At this time last year, the travel organization reported record-breaking travel for the Memorial Day holiday weekend. This year, AAA put the brakes on its Memorial Day holiday travel forecast and predictions.

For the first time in two decades, AAA will not issue a Memorial Day travel forecast. They say the accuracy of the economic data used to create the forecast has been undermined by COVID-19.

“Anecdotal reports suggest fewer people will hit the road compared to years past for what is considered the unofficial start of the summer travel season,” Powell said.

AAA said its Memorial Day weekend forecast will return next year, and it expects to make travel predictions for the late summer and fall.

The Centers for Disease Control and Prevention (CDC) recommends people stay at home and says travel increases your chances of getting and spreading COVID-19.

“Stay home as much as possible, especially if your trip is not essential, and practice social distancing, especially if you are at higher risk of severe illness,” the CDC’s travel recommendations say on its website. “Don’t travel if you are sick or travel with someone who is sick.”

Most states, including West Virginia and those near it, have either lifted stay-at-home orders or have started a phased reopening, except for Virginia, which has its order in place until June 10.

Locally, hotel room occupancy in Cabell County has decreased significantly, according the Huntington Area Convention & Visitors Bureau (CVB).

“We know that since the beginning of March to current, hotel room occupancy in Cabell County has gone down approximately 70% on a monthly average from this time last year,” said Tyson Compton, president of the Huntington Area CVB.

Desiree Besemer, the sales director for DoubleTree by Hilton in downtown Huntington, says occupancy is slightly up currently because of the holiday weekend.

“We noticed a little more travel for business people right now, as well as some local folks that are taking a break from being at home and doing a little holiday ‘staycation,’” she said.

Both Besemer and Compton are optimistic of a slight uptick from the current hotel room occupancy numbers going into the summer months.

“We’ve been monitoring the situation closely and working with the West Virginia Tourism Office.

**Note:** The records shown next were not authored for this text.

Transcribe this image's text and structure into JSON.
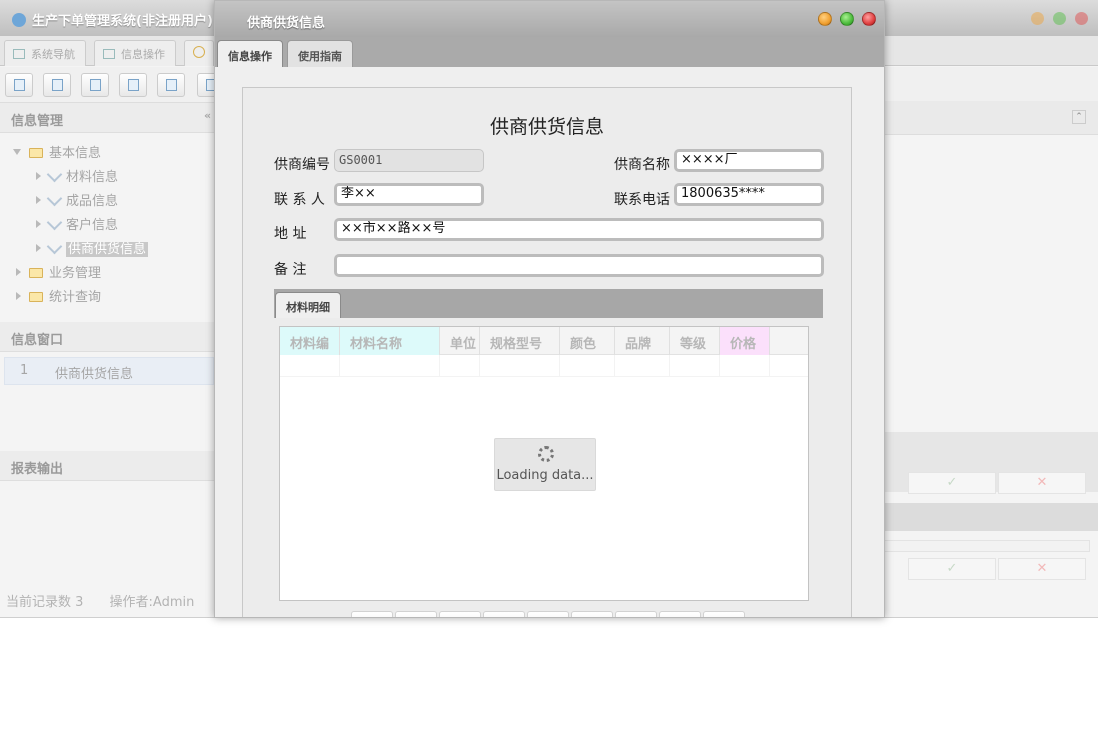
{
  "app": {
    "title": "生产下单管理系统(非注册用户)",
    "tabs": [
      {
        "label": "系统导航"
      },
      {
        "label": "信息操作"
      }
    ],
    "sidebar": {
      "info_header": "信息管理",
      "tree": [
        {
          "label": "基本信息",
          "expanded": true
        },
        {
          "label": "材料信息"
        },
        {
          "label": "成品信息"
        },
        {
          "label": "客户信息"
        },
        {
          "label": "供商供货信息",
          "selected": true
        },
        {
          "label": "业务管理"
        },
        {
          "label": "统计查询"
        }
      ],
      "window_header": "信息窗口",
      "windows": [
        {
          "index": "1",
          "label": "供商供货信息"
        }
      ],
      "report_header": "报表输出"
    },
    "status": {
      "record_count": "当前记录数 3",
      "operator": "操作者:Admin"
    },
    "right_buttons": {
      "confirm": "✓",
      "cancel": "✕"
    }
  },
  "dialog": {
    "title": "供商供货信息",
    "tabs": [
      {
        "label": "信息操作",
        "active": true
      },
      {
        "label": "使用指南",
        "active": false
      }
    ],
    "form": {
      "heading": "供商供货信息",
      "supplier_code_label": "供商编号",
      "supplier_code_value": "GS0001",
      "supplier_name_label": "供商名称",
      "supplier_name_value": "××××厂",
      "contact_label": "联 系 人",
      "contact_value": "李××",
      "phone_label": "联系电话",
      "phone_value": "1800635****",
      "address_label": "地 址",
      "address_value": "××市××路××号",
      "remark_label": "备 注",
      "remark_value": ""
    },
    "detail_tab": "材料明细",
    "grid": {
      "columns": [
        "材料编",
        "材料名称",
        "单位",
        "规格型号",
        "颜色",
        "品牌",
        "等级",
        "价格"
      ]
    },
    "loading_text": "Loading data..."
  },
  "colors": {
    "dialog_titlebar": "#b4b4b4",
    "tab_strip": "#aaaaaa",
    "column_cyan": "#ddfafa",
    "column_pink": "#fbe0fb",
    "ctrl_minimize": "#f0a030",
    "ctrl_maximize": "#4cbc3c",
    "ctrl_close": "#e04040"
  }
}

We know from their studies that people want to travel, are looking forward to it and even making some plans. But they want to be safe and they are moving slowly into travel,” Compton said. “Many of our attractions have not yet opened, but plan to open later this summer, possibly in July. And restaurants are just now reopening at 50% capacity. So I think we’ll see a quieter Memorial Day, with activity picking up as we move into the summer.”

Compton says many of the local festivals and sports tournaments, including the Rails & Ales craft beer festival and the regional youth soccer event, have been canceled.

“Many of our festivals and fairs have been postponed or even canceled,” he said. “While these are difficult decisions, I think it is wise. It takes a lot of time, effort and financial support to make these events successful. They could potentially suffer more by taking place now rather than later. As people do begin to travel, I feel that Huntington and Cabell and Wayne counties will be desirable destinations as people look for outdoor activities and less populated areas.”

AAA.com/Travel online bookings have been rising, though modestly, since mid-April, suggesting travelers’ confidence is slowly improving.